I wrote about Nacco Industries Inc. (NC) back on 2/6/09 and 3/13/09 when the stock was trading between the $20 and $40 range. Please note that during the time of the write up, the market went through a major breakdown. March 2009 marked the low in the equity market.
My original article on NC was about its valuation. The company was trading at a ridiculously low valuation based on the book value (asset less liability) of $50. The stock was trading at $37.75 or 25% below book value. The dividend yield was 6%. My concern then were the possibility of a dividend cut and large amount of debt. My thesis was also on inflation, which didn't really materialize.
On March 13, the company reported a loss of $51.69 per share. The headline might scare some people but a close look showed a clearer picture. Nacco was forced to take an impairment charge because of the stock market's condition. Here is a statement from the 4Q08 conference call
Because the company’s stock price at year-end was significantly below the company’s book value of tangible assets and its book value of equity, accounting rules effectively required that the company take a non-cash write-off of goodwill and certain other intangible assets totaling $436 million or 431.6 million net of taxes of $4.1 million.

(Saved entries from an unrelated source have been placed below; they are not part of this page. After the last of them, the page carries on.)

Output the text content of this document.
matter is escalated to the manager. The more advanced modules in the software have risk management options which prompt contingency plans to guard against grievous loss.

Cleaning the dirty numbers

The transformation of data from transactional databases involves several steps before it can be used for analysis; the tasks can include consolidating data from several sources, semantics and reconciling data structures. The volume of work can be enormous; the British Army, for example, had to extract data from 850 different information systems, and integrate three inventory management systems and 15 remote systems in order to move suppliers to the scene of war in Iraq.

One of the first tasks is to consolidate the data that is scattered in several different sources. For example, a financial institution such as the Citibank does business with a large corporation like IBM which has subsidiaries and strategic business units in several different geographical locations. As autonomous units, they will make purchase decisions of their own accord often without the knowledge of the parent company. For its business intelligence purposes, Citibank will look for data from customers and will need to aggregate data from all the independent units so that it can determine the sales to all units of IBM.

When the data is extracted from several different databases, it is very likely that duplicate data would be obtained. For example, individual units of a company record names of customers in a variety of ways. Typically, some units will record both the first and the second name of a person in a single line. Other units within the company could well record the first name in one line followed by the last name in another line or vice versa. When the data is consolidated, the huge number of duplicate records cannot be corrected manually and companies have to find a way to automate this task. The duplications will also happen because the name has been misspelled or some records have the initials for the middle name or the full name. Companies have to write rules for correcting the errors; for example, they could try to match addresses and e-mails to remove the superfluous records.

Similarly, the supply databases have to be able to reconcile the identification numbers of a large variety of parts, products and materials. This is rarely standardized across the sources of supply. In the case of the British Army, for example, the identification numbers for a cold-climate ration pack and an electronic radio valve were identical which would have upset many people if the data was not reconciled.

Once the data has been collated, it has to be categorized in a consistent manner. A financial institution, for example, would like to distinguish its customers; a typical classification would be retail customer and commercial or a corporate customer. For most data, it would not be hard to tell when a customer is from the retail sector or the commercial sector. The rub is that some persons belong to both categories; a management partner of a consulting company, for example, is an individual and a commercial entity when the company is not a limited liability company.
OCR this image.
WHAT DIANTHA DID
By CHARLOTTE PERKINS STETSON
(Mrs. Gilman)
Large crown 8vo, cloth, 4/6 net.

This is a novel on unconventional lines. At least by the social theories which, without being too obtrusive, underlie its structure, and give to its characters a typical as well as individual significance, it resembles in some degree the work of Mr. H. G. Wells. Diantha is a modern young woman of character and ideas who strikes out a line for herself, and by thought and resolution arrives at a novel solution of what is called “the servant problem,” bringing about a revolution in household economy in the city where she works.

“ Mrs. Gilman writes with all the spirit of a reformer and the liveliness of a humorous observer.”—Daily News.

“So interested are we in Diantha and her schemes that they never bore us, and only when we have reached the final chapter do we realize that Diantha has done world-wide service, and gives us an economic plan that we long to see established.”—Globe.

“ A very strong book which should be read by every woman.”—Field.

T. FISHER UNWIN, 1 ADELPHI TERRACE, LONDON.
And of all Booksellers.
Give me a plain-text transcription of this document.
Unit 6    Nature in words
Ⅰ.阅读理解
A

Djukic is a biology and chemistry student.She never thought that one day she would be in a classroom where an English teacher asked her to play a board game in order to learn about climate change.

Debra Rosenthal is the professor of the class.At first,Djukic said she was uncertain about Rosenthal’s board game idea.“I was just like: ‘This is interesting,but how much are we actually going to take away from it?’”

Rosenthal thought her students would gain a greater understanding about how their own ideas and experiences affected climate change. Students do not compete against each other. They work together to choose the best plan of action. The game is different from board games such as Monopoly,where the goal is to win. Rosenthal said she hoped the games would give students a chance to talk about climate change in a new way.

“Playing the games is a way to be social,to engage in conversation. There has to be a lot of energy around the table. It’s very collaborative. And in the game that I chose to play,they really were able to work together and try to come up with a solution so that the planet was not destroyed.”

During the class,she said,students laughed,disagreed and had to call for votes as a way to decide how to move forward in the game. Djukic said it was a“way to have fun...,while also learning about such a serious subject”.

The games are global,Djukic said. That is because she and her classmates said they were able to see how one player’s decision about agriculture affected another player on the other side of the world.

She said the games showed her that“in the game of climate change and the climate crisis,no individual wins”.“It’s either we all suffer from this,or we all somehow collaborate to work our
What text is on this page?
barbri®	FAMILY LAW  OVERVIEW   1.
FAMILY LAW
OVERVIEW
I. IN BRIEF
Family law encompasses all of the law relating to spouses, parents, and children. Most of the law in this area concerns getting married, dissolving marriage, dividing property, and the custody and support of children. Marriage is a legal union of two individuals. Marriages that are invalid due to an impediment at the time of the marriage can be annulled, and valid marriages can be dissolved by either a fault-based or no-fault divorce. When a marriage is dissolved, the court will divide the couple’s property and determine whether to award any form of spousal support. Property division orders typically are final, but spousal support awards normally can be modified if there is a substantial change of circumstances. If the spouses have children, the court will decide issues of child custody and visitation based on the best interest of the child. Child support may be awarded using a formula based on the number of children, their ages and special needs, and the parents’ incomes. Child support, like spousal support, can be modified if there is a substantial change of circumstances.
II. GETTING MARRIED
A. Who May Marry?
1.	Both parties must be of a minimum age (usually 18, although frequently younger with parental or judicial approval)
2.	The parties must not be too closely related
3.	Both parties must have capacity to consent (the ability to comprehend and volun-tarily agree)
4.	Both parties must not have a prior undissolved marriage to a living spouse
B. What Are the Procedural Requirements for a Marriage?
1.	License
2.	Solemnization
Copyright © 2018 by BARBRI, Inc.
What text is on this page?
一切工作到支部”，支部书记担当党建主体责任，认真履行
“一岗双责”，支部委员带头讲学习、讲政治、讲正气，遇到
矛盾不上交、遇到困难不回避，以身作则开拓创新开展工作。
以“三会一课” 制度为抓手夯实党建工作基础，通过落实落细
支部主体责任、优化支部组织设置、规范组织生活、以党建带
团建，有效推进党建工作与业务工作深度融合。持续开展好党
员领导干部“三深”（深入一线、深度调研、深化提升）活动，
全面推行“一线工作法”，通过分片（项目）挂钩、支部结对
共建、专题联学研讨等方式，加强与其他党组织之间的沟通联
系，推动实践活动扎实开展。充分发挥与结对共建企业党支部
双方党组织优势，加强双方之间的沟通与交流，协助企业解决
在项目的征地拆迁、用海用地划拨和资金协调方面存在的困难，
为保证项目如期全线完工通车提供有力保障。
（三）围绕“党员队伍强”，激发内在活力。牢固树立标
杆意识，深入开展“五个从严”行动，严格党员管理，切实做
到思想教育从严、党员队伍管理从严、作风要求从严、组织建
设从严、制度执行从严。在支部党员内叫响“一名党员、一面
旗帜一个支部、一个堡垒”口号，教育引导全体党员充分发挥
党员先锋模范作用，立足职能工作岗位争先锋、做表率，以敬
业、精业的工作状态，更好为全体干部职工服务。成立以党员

Because at one point Nacco was trading at little more than a quarter of their book value ($14 / $50), accounting rules forced Nacco to write down their asset value. Operations were fine and this was just accounting "magic".
So where are we?
Nacco is currently trading around $60 with book value of $44.85 (1.38x book). Dividends for the last four quarters remained unchanged ($0.5175) and NC is currently yielding 3.4%. With negative earnings, they are paying their dividends ($4.3M/qtr) through existing cash of $178.80M. With large amounts of debt and low earning, we will have to see how Nacco navigates these hard times. I expect the dividend to remain unchanged or for the company to raise it by a small margin.
If you purchased this stock based on my writing, I would recommend you take profits now. The risk of dividend cuts remains. On the upside if you choose to hold this stock, a possibility of an asset write-up is there. Those non-cash write-downs in the fourth quarter could be a catalyst for the stock to pop back to $80 or $100. You have to decide for yourself if you are brave enough to hold.
The charts below show where Nacco was and where it is currently:
click to enlarge
In all of my writing, I urge readers to consider the technical pattern. In this case, I recommend buying if and when Nacco broke above $41. I didn't act on my own advice because my attention diverted to other companies. We will have to see where Nacco will go. For now, let's take the profit.